Nitrogen loads alter the N2 production between denitrification and anammox in Min River Estuary, a highly impacted estuary in southeast China

Estuarine sediment denitrification and anammox in response to increased nitrogen (N) loads remain poorly understood. In this study, we used N isotope tracer approach to investigate the spatial distribution of denitrification and anammox and identified the crucial controls on the partitioning of dinitrogen gas (N-2) production along the Min River Estuary (MRE), a highly impacted estuary in southeast China. The results indicated that denitrification and anammox rates ranged from 10.5 to 70.7 nmol g(-1) h(-1) and from 0.44 to 4.31 nmol g(-1) h(-1), respectively. Relative contribution of anammox to N-2 production (R-a) was in a range of 1.04-15.1%, tending to increase toward estuary mouth. Denitrification rates were significantly higher in upper (high N loads) than in lower estuary (low N loads), while anammox rates and R-a showed inverse distributions along the MRE. Wastewater discharge caused the N point pollution triggering denitrification but inhibiting anammox.
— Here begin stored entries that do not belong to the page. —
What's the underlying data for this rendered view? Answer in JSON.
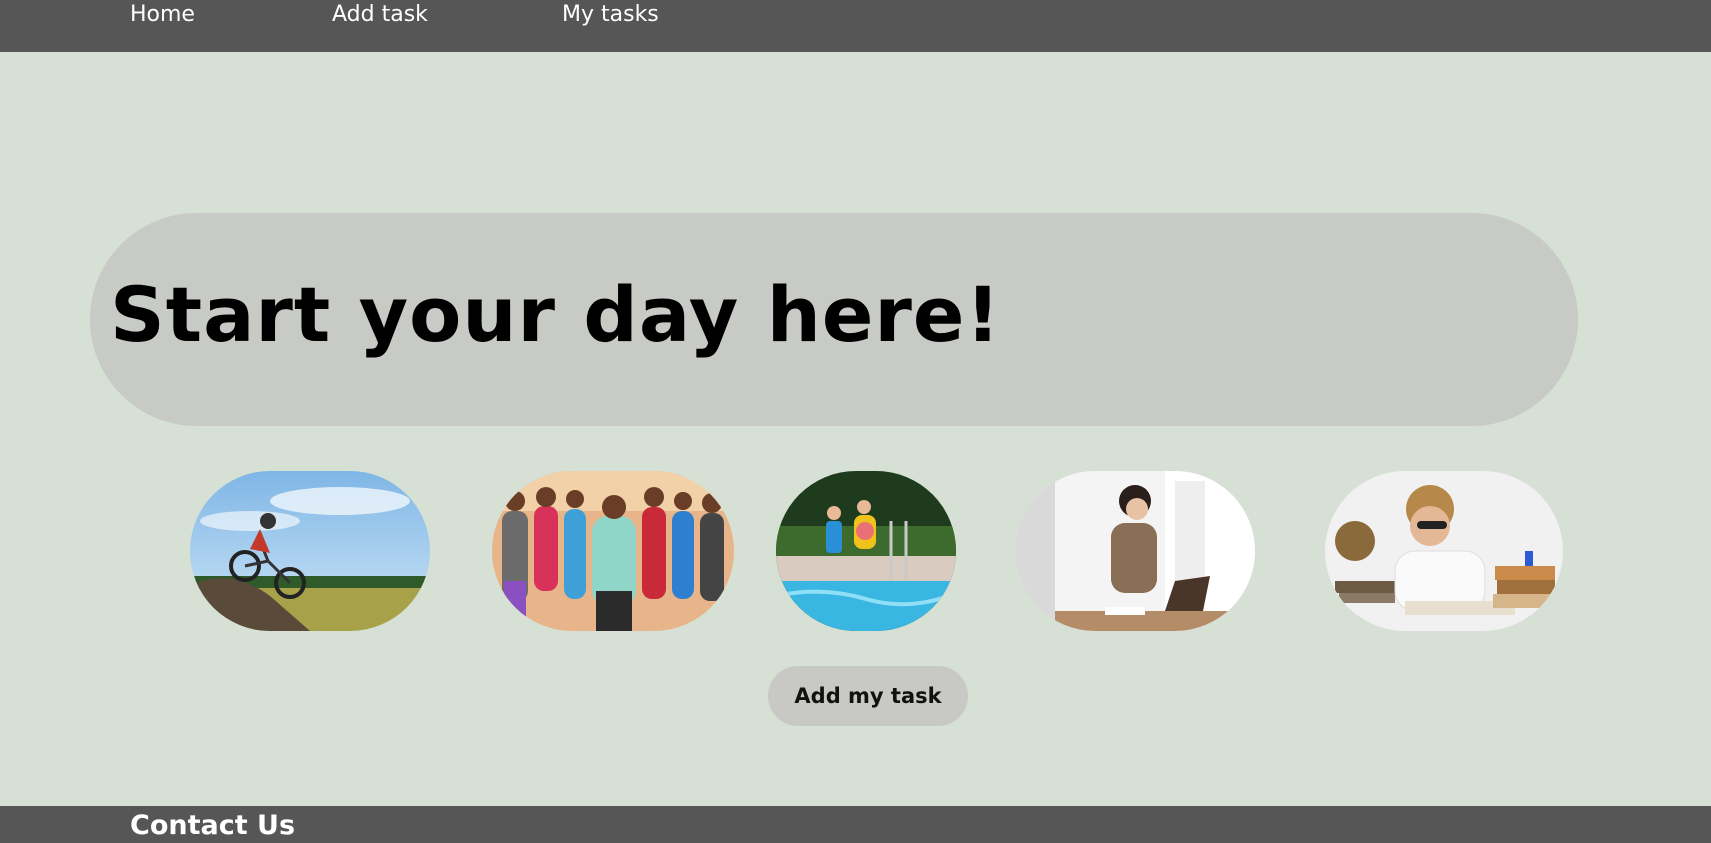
{
  "nav": {
    "items": [
      {
        "label": "Home"
      },
      {
        "label": "Add task"
      },
      {
        "label": "My tasks"
      }
    ]
  },
  "hero": {
    "title": "Start your day here!"
  },
  "gallery": {
    "images": [
      {
        "subject": "mountain-biker"
      },
      {
        "subject": "dance-fitness-class"
      },
      {
        "subject": "kids-jumping-into-pool"
      },
      {
        "subject": "woman-working-on-laptop"
      },
      {
        "subject": "tired-student-with-books"
      }
    ]
  },
  "actions": {
    "add_task_label": "Add my task"
  },
  "footer": {
    "title": "Contact Us"
  },
  "colors": {
    "page_background": "#d6e0d5",
    "nav_background": "#565656",
    "hero_background": "#c8cac5",
    "button_background": "#c8c9c5"
  }
}
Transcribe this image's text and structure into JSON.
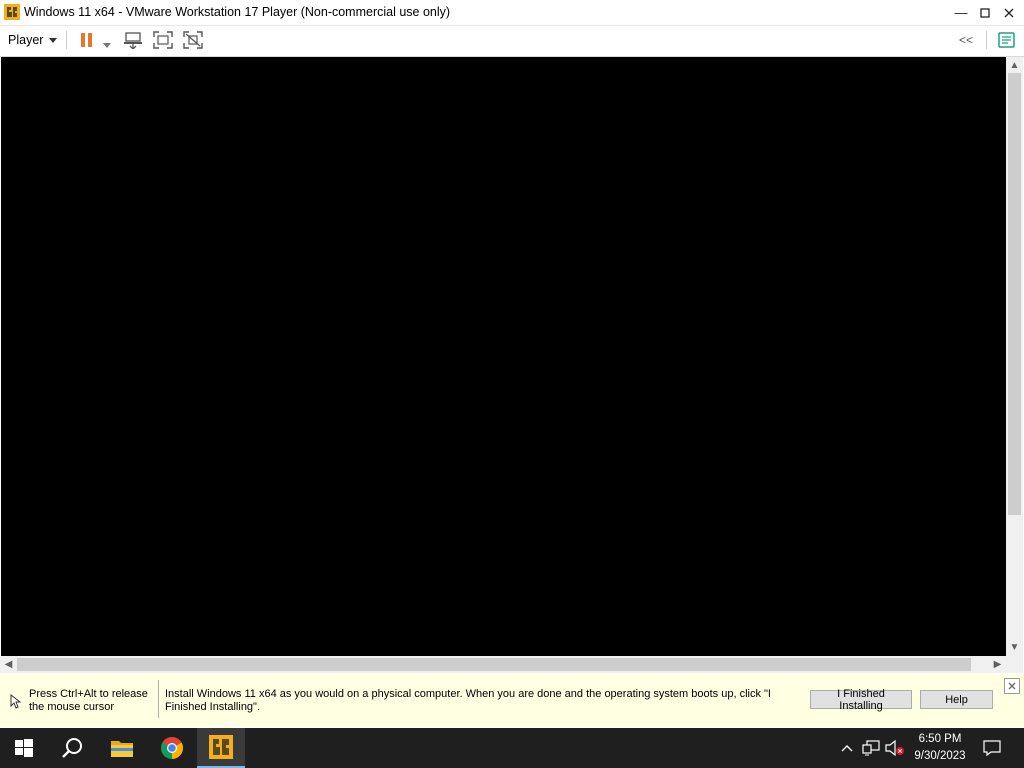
{
  "window": {
    "title": "Windows 11 x64 - VMware Workstation 17 Player (Non-commercial use only)",
    "icon": "vmware-player-icon"
  },
  "toolbar": {
    "player_menu_label": "Player",
    "collapse_label": "<<"
  },
  "message_bar": {
    "release_hint": "Press Ctrl+Alt to release the mouse cursor",
    "install_message": "Install Windows 11 x64 as you would on a physical computer. When you are done and the operating system boots up, click \"I Finished Installing\".",
    "finished_button": "I Finished Installing",
    "help_button": "Help"
  },
  "taskbar": {
    "time": "6:50 PM",
    "date": "9/30/2023",
    "apps": [
      "start-icon",
      "search-icon",
      "file-explorer-icon",
      "chrome-icon",
      "vmware-player-icon"
    ]
  },
  "colors": {
    "pause_orange": "#e8772e",
    "message_bg": "#ffffe1",
    "taskbar_bg": "#1f1f1f",
    "vm_screen": "#000000"
  }
}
The best predictor of the variations in denitrification rates was total nitrogen, whereas pH and NH4+ could explained the variations in anammox rates across the estuary. The crucial predictors for the partitioning of N-2 production between denitrification and anammox were NH4+ and NOx. These results suggest that the increase in human activities intensity can alter the partitioning of N-2 production between denitrification and anammox, and the magnitude of this switch can be predicted by N loads in MRE and other highly impacted estuaries. (c) 2021 Elsevier Ltd. All rights reserved.

Automated summary

Estuarine sediment denitrification and anammox in response to increased nitrogen loads were investigated using a N isotope tracer approach. The study found that denitrification and anammox rates varied along the estuary, with different controls on the partitioning of N2 production. NH4+ and NOx were identified as crucial predictors for the partitioning between denitrification and anammox.